SYKES LAYS OFF 145 IN MARIANNA: Sykes Enterprises Inc. will permanently lay off 145 employees at its Marianna call center, the Tampa company said in a notice to state officials this week. Sykes, which has been shutting call centers in the United States and building ones in lower-wage markets overseas, has a center in Palatka, as well. Company officials did not respond to an e-mail Thursday seeking information on the Marianna layoffs, which will take place Aug. 7.
PALM HARBOR BROKER CENSURED: The New York Stock Exchange censured Palm Harbor broker Edwin Dunn and suspended him from association with any member brokerage for two months for unfair sales practices. The exchange said Dunn failed to tell customers the callable CDs they were buying would not mature for 20 years. At the time, in 1998-99, Dunn worked for Raymond James & Associates, which reimbursed complaining customers for their losses when they sold the CDs before maturity. Dunn denied wrongdoing but consented to the ruling to put the matter behind him, according to a spokesman for Robert W. Baird & Co., where he has worked the past four years.

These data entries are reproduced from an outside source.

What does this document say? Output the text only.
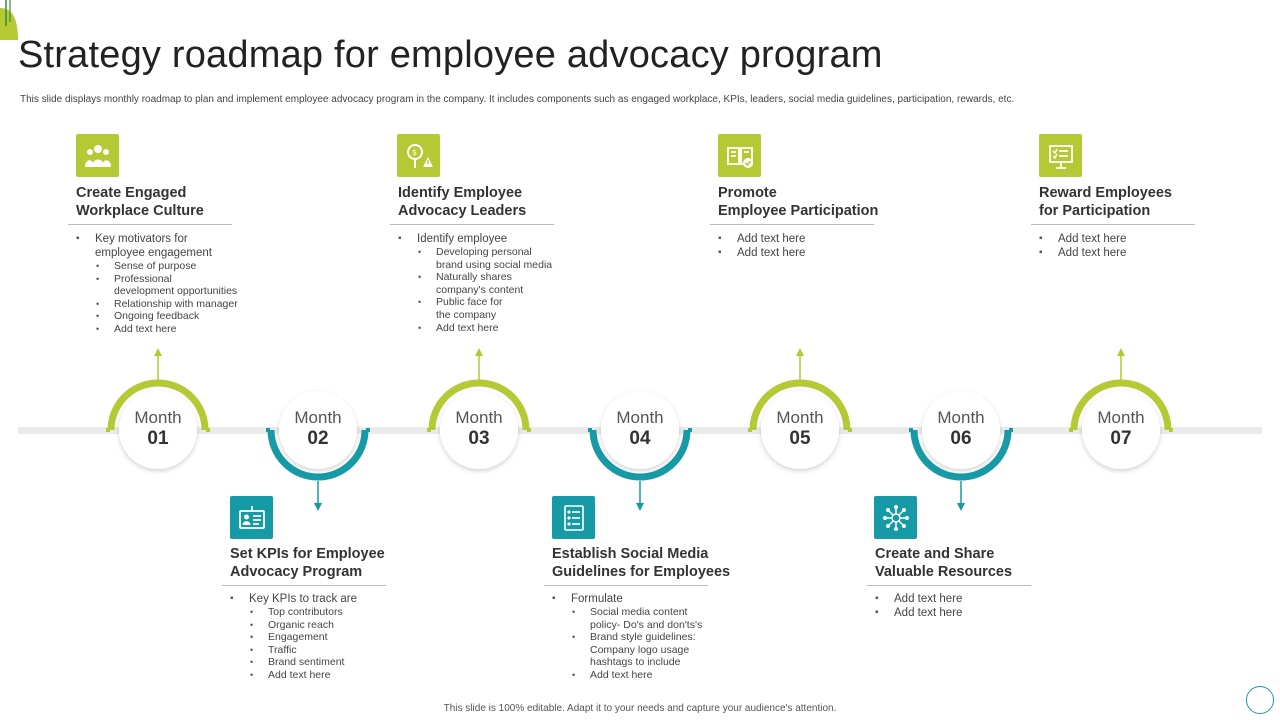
Strategy roadmap for employee advocacy program
This slide displays monthly roadmap to plan and implement employee advocacy program in the company. It includes components such as engaged workplace, KPIs, leaders, social media guidelines, participation, rewards, etc.
Month
01
Month
02
Month
03
Month
04
Month
05
Month
06
Month
07
Create Engaged
Workplace Culture
▪ Key motivators for
employee engagement
• Sense of purpose
• Professional
development opportunities
• Relationship with manager
• Ongoing feedback
• Add text here
$
Identify Employee
Advocacy Leaders
▪ Identify employee
• Developing personal
brand using social media
• Naturally shares
company's content
• Public face for
the company
• Add text here
Promote
Employee Participation
▪ Add text here
▪ Add text here
Reward Employees
for Participation
▪ Add text here
▪ Add text here
Set KPIs for Employee
Advocacy Program
▪ Key KPIs to track are
• Top contributors
• Organic reach
• Engagement
• Traffic
• Brand sentiment
• Add text here
Establish Social Media
Guidelines for Employees
▪ Formulate
• Social media content
policy- Do's and don'ts's
• Brand style guidelines:
Company logo usage
hashtags to include
• Add text here
Create and Share
Valuable Resources
▪ Add text here
▪ Add text here
This slide is 100% editable. Adapt it to your needs and capture your audience's attention.
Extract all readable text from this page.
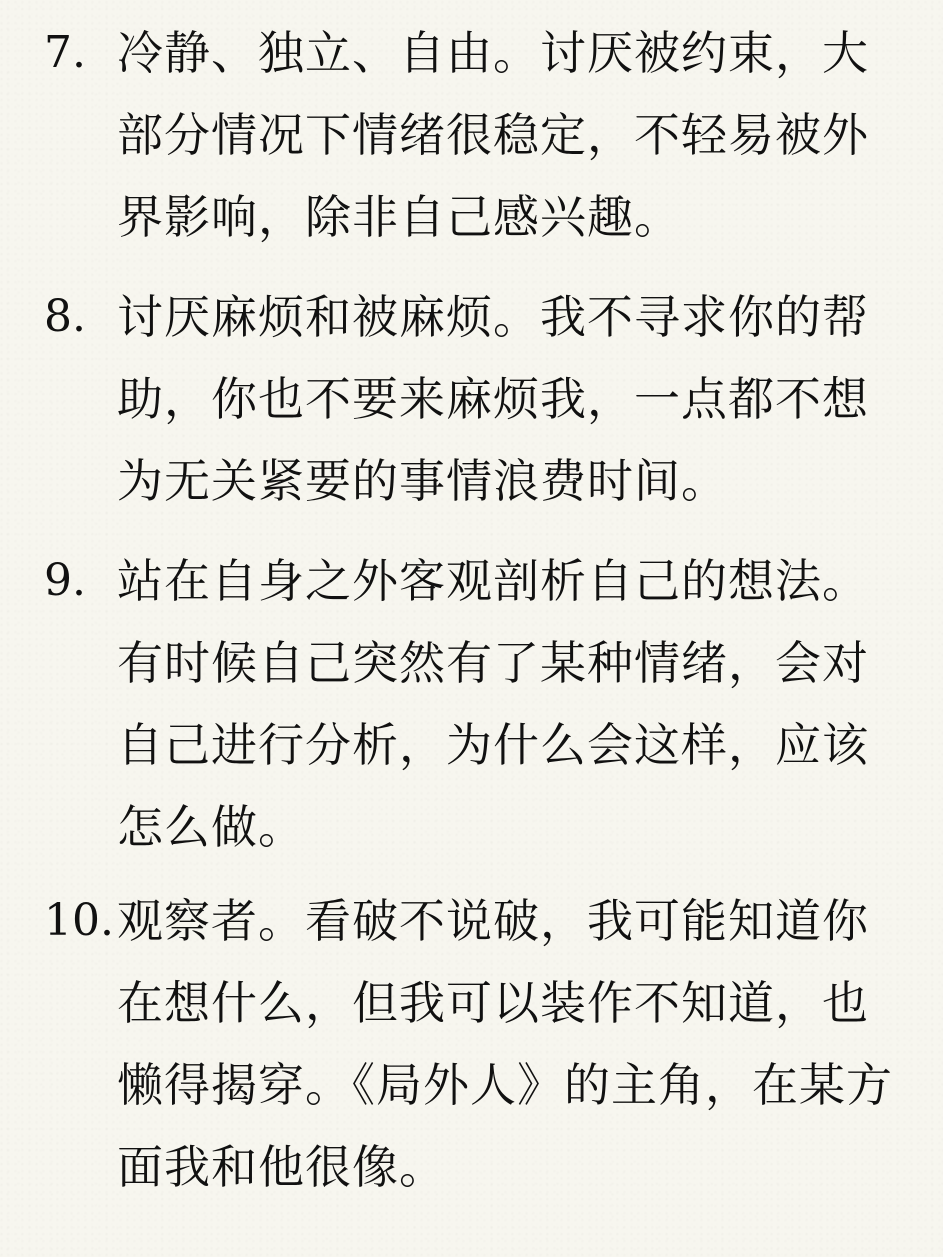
7. 冷静、独立、自由。讨厌被约束，大部分情况下情绪很稳定，不轻易被外界影响，除非自己感兴趣。
8. 讨厌麻烦和被麻烦。我不寻求你的帮助，你也不要来麻烦我，一点都不想为无关紧要的事情浪费时间。
9. 站在自身之外客观剖析自己的想法。有时候自己突然有了某种情绪，会对自己进行分析，为什么会这样，应该怎么做。
10. 观察者。看破不说破，我可能知道你在想什么，但我可以装作不知道，也懒得揭穿。《局外人》的主角，在某方面我和他很像。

NEW JOBLESS CLAIMS CLIMB: The Labor Department reported Thursday that new applications for unemployment insurance increased by a seasonally adjusted 12,000 to 352,000 for the week ending June 5. Although the increase in filings comes after two straight weeks of declines, the 352,000 level of claims is still well below the 424,000 filed for the same week a year ago, showing that the layoffs picture has improved from last year.
BUMPER CROP OF ORANGES: Florida growers will harvest a record 245-million boxes of oranges this season, unchanged from last month's estimate, and the crop is juicier than expected, the government said. A 90-pound box of oranges is projected to yield 1.56 gallons of juice, up from 1.55 gallons expected last month, the U.S. Department of Agriculture said in its second-to-last report on the current harvest. Orange juice futures have dropped 36 percent in the past year as supply overwhelmed reduced demand from juice processors and swelled inventories.